Two years after I closed behind the door of the Child Development Institute, the brain disorder was clearly seen and diagnosed in the clinic of Prof. A., the renowned Jerusalem neurologist, in a repeated EEG test. This time, the test was done in wakefulness, not in induced sleep. The test chart is more than 40 years old, a bit faded yet clear enough, it retains the same silent but screaming testimony of repeated sharp peaks. And yes, Prof. A. also failed to label Shunamit’s problems under a known category or syndrome (not a fragile X, not a Soto syndrome). But she understood and succeeded, after a process of trial and error, to offer a drug treatment, a miraculous chemical balm that Immeasurably improved Shunamit’s (and our) quality of life.

And there was one more important thing that the Director of the Child Development Institute may have noticed but ignored, or may not have understood, Shunamit was smart, curious and capable of learning, regardless of the myriad of difficulties, the delay in development and the behavioral disorder. He and the staff politely dismissed my repeated claim about the discrepancy between Shunamit’s level of understanding and her level of performance (obviously, after all, I am her mother). Shunamit’s abilities and potential were ignored, only her inabilities mattered.

So yes, the Director of the Institute noticed Shunamit’s understanding of the puppet and the string test as he uttered the “cognitively she will probably be fine.” However he stuck to the conventional professional wisdom in the 1980s that it was essential to focus not on the abilities the child had, but on her disabilities and inabilities; the child’s inherent potentials and hidden abilities were ignored instead of encouraged. There was no attention or reference to her desires or things she was interested in. It was not written in any book at that time. Shunamit was therefore offered a series of therapy sessions – an endless source of growing frustration for her, with outbursts of uncontrolled anger that were both her reaction and protest to the constant demand to do what she was unable to. She experienced an ongoing process of treatments without a shred of a positive experience, without the slightest opportunity for success. More than once I asked the therapist, who had been usually kind but helpless, “How would you feel if you were told time and again, to do what you can’t do. And never, not once, get a chance to do what you can and want to do?”

And so, after long and unnecessary months of futile useless treatments, I decided to cut off from the Child Development Institute. I was totally convinced that it was neither the right treatment nor the right place, and wrote to the director, “It is impossible to help Shunamit without considering and respecting her personality, without finding out her desires and interests, without considering her abilities, instead of focusing only on her disabilities”. Today I would have written it differently as well.

And – no, Shunamit has not become a hunchback. Not at the age of six and not at the age of sixteen.

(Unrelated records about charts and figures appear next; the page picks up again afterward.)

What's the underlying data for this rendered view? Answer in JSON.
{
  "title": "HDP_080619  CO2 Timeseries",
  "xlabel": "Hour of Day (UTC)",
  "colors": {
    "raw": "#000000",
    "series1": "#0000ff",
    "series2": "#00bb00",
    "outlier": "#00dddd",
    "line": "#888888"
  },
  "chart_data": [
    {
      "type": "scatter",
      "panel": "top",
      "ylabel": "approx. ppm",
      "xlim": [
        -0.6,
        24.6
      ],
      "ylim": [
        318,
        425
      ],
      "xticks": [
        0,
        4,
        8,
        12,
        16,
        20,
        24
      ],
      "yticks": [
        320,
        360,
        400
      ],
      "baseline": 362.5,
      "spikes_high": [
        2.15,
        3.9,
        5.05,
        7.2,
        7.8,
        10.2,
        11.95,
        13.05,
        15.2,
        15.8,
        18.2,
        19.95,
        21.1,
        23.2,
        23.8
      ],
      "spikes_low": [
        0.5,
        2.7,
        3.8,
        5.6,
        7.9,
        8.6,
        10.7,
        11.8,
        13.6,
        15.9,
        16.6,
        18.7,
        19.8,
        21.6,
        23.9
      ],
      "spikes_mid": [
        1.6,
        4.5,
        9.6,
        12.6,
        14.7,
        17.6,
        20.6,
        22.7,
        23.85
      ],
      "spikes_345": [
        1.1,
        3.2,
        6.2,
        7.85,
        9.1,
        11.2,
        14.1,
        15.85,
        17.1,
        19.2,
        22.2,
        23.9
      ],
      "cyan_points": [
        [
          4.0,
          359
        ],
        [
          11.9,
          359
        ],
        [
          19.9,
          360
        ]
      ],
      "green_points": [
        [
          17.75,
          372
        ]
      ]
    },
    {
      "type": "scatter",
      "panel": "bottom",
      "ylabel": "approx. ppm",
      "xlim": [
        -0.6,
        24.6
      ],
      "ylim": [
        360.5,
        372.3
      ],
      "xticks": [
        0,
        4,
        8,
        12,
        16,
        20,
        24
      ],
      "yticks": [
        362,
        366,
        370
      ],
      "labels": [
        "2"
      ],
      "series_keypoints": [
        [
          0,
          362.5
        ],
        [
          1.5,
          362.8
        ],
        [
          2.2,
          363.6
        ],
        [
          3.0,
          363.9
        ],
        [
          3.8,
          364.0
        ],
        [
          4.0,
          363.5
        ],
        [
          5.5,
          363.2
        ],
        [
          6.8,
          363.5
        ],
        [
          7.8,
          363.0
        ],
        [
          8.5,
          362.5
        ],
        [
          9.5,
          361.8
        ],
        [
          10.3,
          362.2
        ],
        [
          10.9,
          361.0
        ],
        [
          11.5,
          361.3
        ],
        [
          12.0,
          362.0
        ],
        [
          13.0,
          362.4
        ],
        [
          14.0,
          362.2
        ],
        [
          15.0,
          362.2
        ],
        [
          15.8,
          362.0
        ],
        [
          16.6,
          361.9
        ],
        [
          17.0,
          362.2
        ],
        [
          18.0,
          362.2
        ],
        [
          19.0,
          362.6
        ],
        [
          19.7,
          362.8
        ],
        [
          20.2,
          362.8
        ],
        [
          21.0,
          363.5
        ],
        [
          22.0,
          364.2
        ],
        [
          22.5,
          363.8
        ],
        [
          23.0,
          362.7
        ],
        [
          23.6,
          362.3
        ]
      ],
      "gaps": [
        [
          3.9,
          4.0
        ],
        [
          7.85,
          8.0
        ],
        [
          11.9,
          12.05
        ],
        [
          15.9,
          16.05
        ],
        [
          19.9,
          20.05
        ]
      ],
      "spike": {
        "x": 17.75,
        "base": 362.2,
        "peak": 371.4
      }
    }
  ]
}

*Matia Kam is Shunamit’s mother. She is a writer living in Israel and has undertaken a life-long mission of standing up for her daughter Shunamit, and others like her, and to nurture Shunamit’s confidence in herself, in her capacities and giving her tools to protect herself in an unfriendly and sometimes hostile environment that includes incompetent professionals. Matia has volunteered to be a representative of special needs school children at the local municipal committee, encouraging parents of special needs children to accept their children’s disabilities, to respond to their need, to promote their potential and capabilities, and above all to stand up for their rights and place in society.